The inaugural fund aims to address the inequity in funding and career and training opportunities in the entertainment industry via grants, contributions, fellowships and Adobe Creative Cloud product donations with the goal of “tracking inclusion in the industry and directly accelerating the careers of thousands of global creators.”
More from Variety
“Diversity in front of and behind the camera is key to unlocking more diverse and more inclusive storytelling across TV and film,” said Stacy Martinet, VP Marketing Strategy and Communications, Adobe, and a member of the Adobe Foundation board, in a statement announcing the new fund. She added that Adobe is “looking to leverage its leadership position in the creative industry to unlock new opportunities for underrepresented creators.”

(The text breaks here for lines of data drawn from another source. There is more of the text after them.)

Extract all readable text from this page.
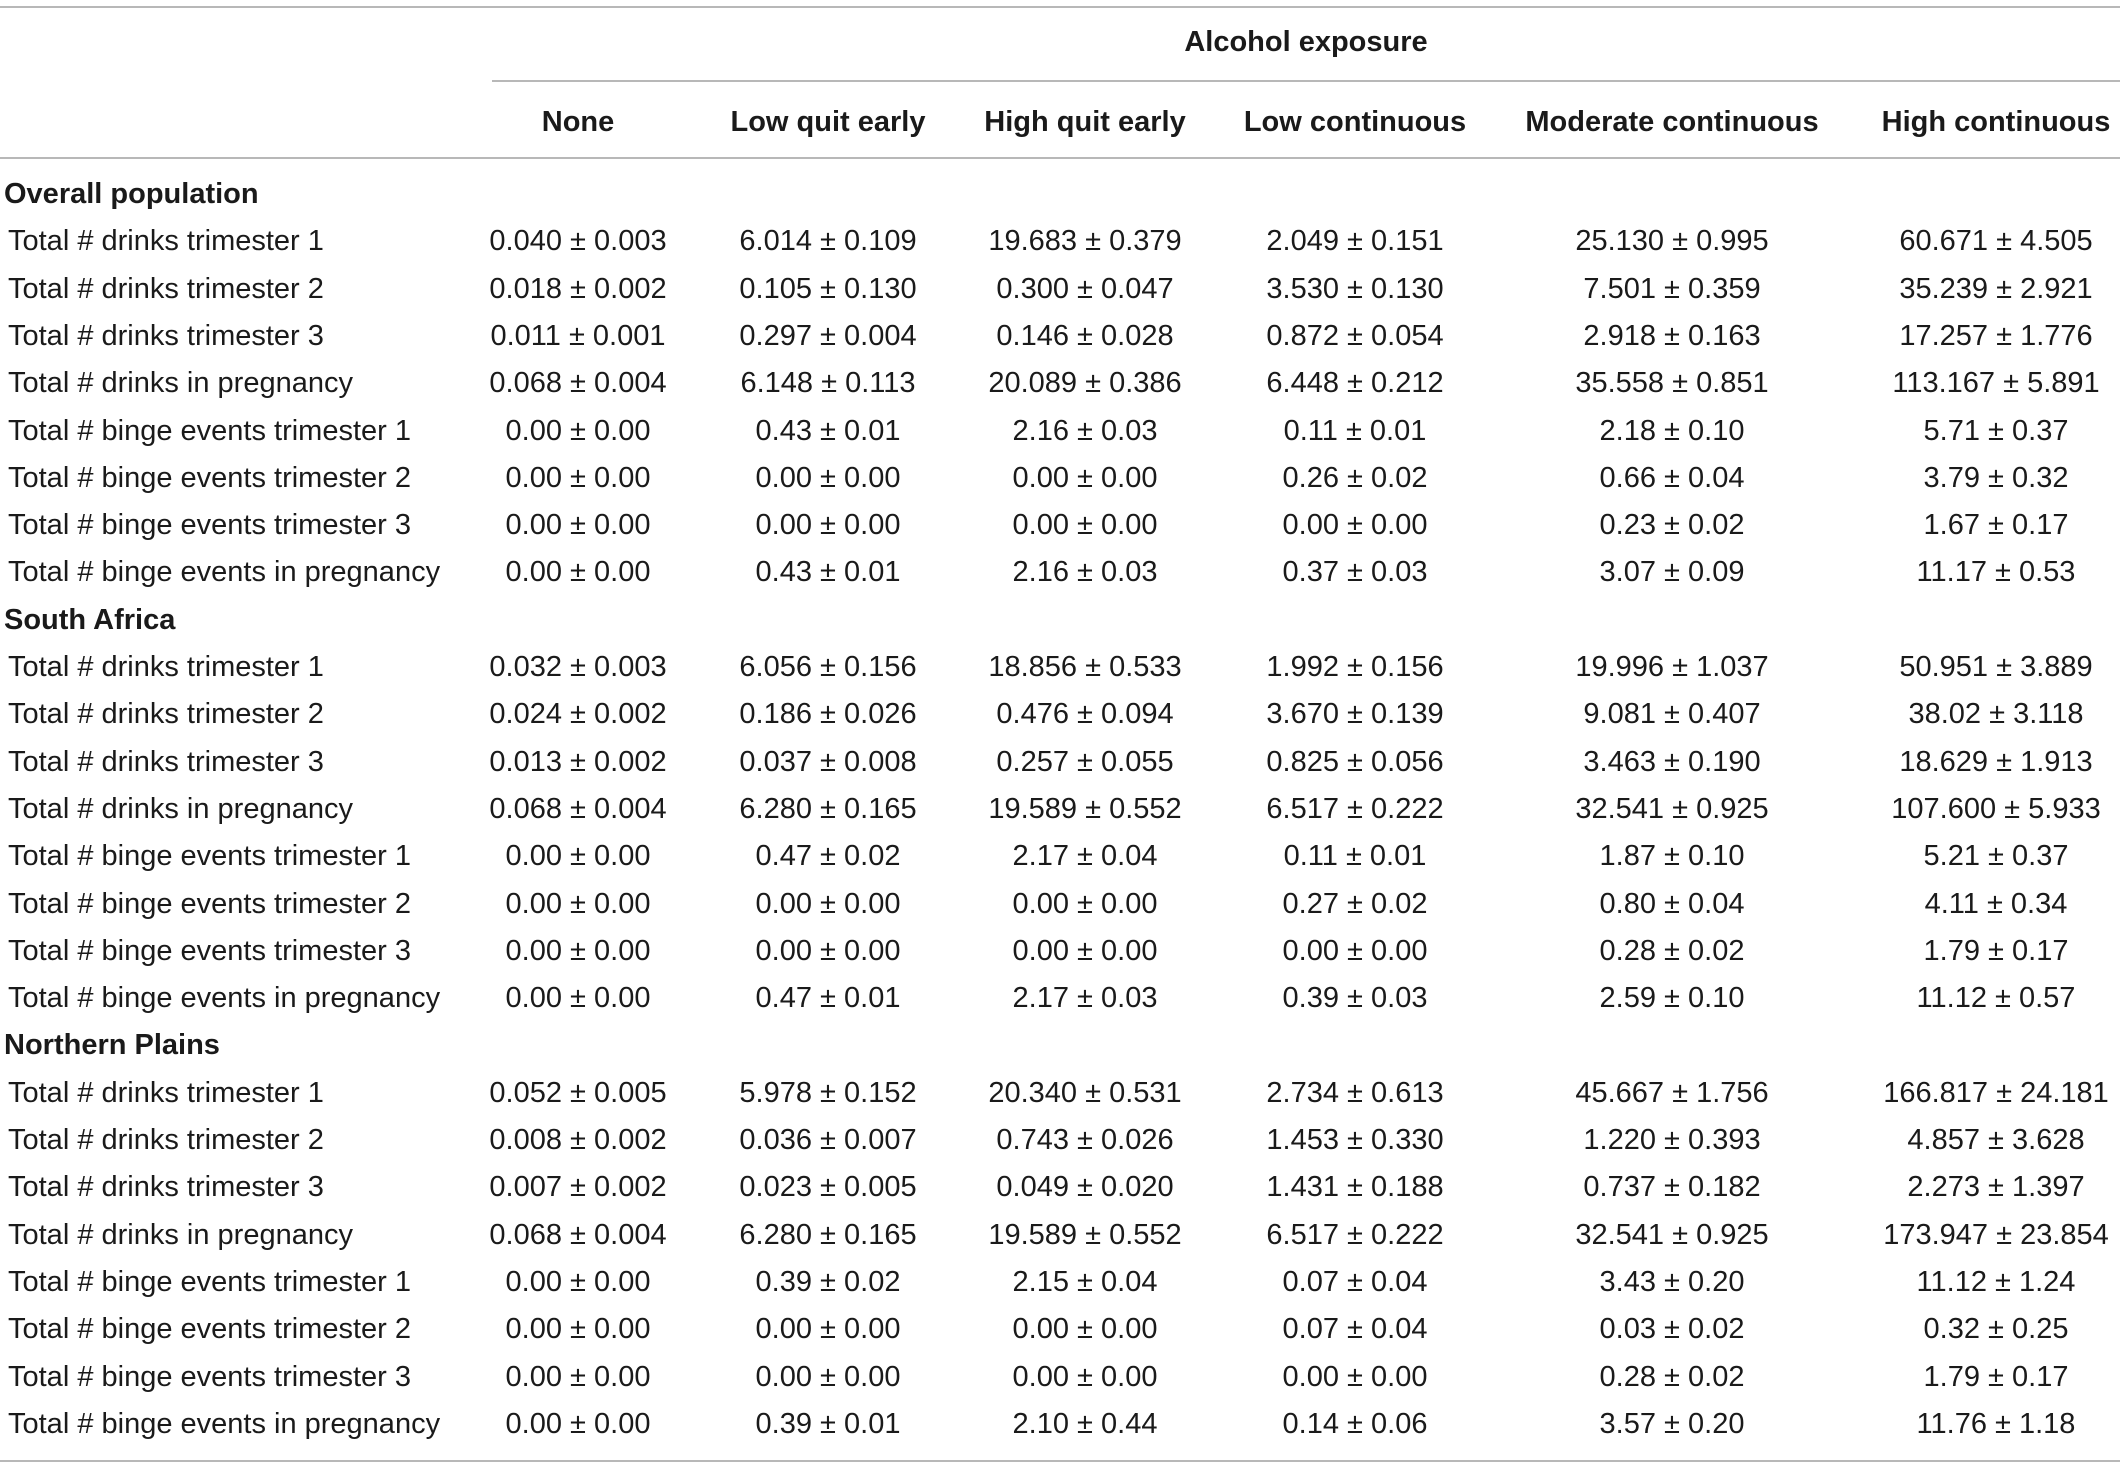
Alcohol exposure
None	Low quit early	High quit early	Low continuous	Moderate continuous	High continuous
Overall population
Total # drinks trimester 1	0.040 ± 0.003	6.014 ± 0.109	19.683 ± 0.379	2.049 ± 0.151	25.130 ± 0.995	60.671 ± 4.505
Total # drinks trimester 2	0.018 ± 0.002	0.105 ± 0.130	0.300 ± 0.047	3.530 ± 0.130	7.501 ± 0.359	35.239 ± 2.921
Total # drinks trimester 3	0.011 ± 0.001	0.297 ± 0.004	0.146 ± 0.028	0.872 ± 0.054	2.918 ± 0.163	17.257 ± 1.776
Total # drinks in pregnancy	0.068 ± 0.004	6.148 ± 0.113	20.089 ± 0.386	6.448 ± 0.212	35.558 ± 0.851	113.167 ± 5.891
Total # binge events trimester 1	0.00 ± 0.00	0.43 ± 0.01	2.16 ± 0.03	0.11 ± 0.01	2.18 ± 0.10	5.71 ± 0.37
Total # binge events trimester 2	0.00 ± 0.00	0.00 ± 0.00	0.00 ± 0.00	0.26 ± 0.02	0.66 ± 0.04	3.79 ± 0.32
Total # binge events trimester 3	0.00 ± 0.00	0.00 ± 0.00	0.00 ± 0.00	0.00 ± 0.00	0.23 ± 0.02	1.67 ± 0.17
Total # binge events in pregnancy	0.00 ± 0.00	0.43 ± 0.01	2.16 ± 0.03	0.37 ± 0.03	3.07 ± 0.09	11.17 ± 0.53
South Africa
Total # drinks trimester 1	0.032 ± 0.003	6.056 ± 0.156	18.856 ± 0.533	1.992 ± 0.156	19.996 ± 1.037	50.951 ± 3.889
Total # drinks trimester 2	0.024 ± 0.002	0.186 ± 0.026	0.476 ± 0.094	3.670 ± 0.139	9.081 ± 0.407	38.02 ± 3.118
Total # drinks trimester 3	0.013 ± 0.002	0.037 ± 0.008	0.257 ± 0.055	0.825 ± 0.056	3.463 ± 0.190	18.629 ± 1.913
Total # drinks in pregnancy	0.068 ± 0.004	6.280 ± 0.165	19.589 ± 0.552	6.517 ± 0.222	32.541 ± 0.925	107.600 ± 5.933
Total # binge events trimester 1	0.00 ± 0.00	0.47 ± 0.02	2.17 ± 0.04	0.11 ± 0.01	1.87 ± 0.10	5.21 ± 0.37
Total # binge events trimester 2	0.00 ± 0.00	0.00 ± 0.00	0.00 ± 0.00	0.27 ± 0.02	0.80 ± 0.04	4.11 ± 0.34
Total # binge events trimester 3	0.00 ± 0.00	0.00 ± 0.00	0.00 ± 0.00	0.00 ± 0.00	0.28 ± 0.02	1.79 ± 0.17
Total # binge events in pregnancy	0.00 ± 0.00	0.47 ± 0.01	2.17 ± 0.03	0.39 ± 0.03	2.59 ± 0.10	11.12 ± 0.57
Northern Plains
Total # drinks trimester 1	0.052 ± 0.005	5.978 ± 0.152	20.340 ± 0.531	2.734 ± 0.613	45.667 ± 1.756	166.817 ± 24.181
Total # drinks trimester 2	0.008 ± 0.002	0.036 ± 0.007	0.743 ± 0.026	1.453 ± 0.330	1.220 ± 0.393	4.857 ± 3.628
Total # drinks trimester 3	0.007 ± 0.002	0.023 ± 0.005	0.049 ± 0.020	1.431 ± 0.188	0.737 ± 0.182	2.273 ± 1.397
Total # drinks in pregnancy	0.068 ± 0.004	6.280 ± 0.165	19.589 ± 0.552	6.517 ± 0.222	32.541 ± 0.925	173.947 ± 23.854
Total # binge events trimester 1	0.00 ± 0.00	0.39 ± 0.02	2.15 ± 0.04	0.07 ± 0.04	3.43 ± 0.20	11.12 ± 1.24
Total # binge events trimester 2	0.00 ± 0.00	0.00 ± 0.00	0.00 ± 0.00	0.07 ± 0.04	0.03 ± 0.02	0.32 ± 0.25
Total # binge events trimester 3	0.00 ± 0.00	0.00 ± 0.00	0.00 ± 0.00	0.00 ± 0.00	0.28 ± 0.02	1.79 ± 0.17
Total # binge events in pregnancy	0.00 ± 0.00	0.39 ± 0.01	2.10 ± 0.44	0.14 ± 0.06	3.57 ± 0.20	11.76 ± 1.18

Adobe and the Adobe Foundation will partner with a cohort of global organizations that are committed to empowering underrepresented communities, including Easterseals, Gold House, Latinx House, Sundance Institute and Yuvaa, funding fellowships and apprenticeships that offer direct, hands-on industry access. The grants will also enable organizations to directly support filmmakers in their communities with funding for short and feature films.
The first fellowship is a collaboration with the NAACP, designed to increase representation in post-production. The NAACP Editing Fellowship is a 14-week program focused on education and training, career growth and workplace experience and will include access to Adobe Creative Cloud to further set up emerging creators with the necessary tools. Applications open on Jan. 18, with four fellows selected to participate in the program starting in May.
“Equity matters, and it is incumbent upon those of us who sit in positions of power and authority to help identify solutions to advance diversity and inclusion both in front of and behind the lens,” said Kyle Bowser, senior VP of the NAACP Hollywood Bureau. “It’s an honor to work with a like-minded partner in Adobe, who shows up at the table with ideas and resources that make a tangible impact.”
The creation of the Adobe Film & TV Fund builds on the company’s long-standing collaboration with the Sundance Institute, which formalized in 2015 with the Sundance Ignite x Adobe Fellowship — a year-round artist development program inspiring creativity and supporting emerging filmmakers ages 18 to 25, supporting more than 100 fellows to date. In 2020, the Sundance Women to Watch x Adobe Fellowship was introduced as another year-round program supporting female artists in film and media.
The Adobe Foundation also partnered with the USC Annenberg Inclusion Initiative to establish The Inclusion List, which measures representation in film and television, and supports the USC School of Dramatic Arts MFA Acting Program, with a $250K grant to aid the production of short films for underrepresented students.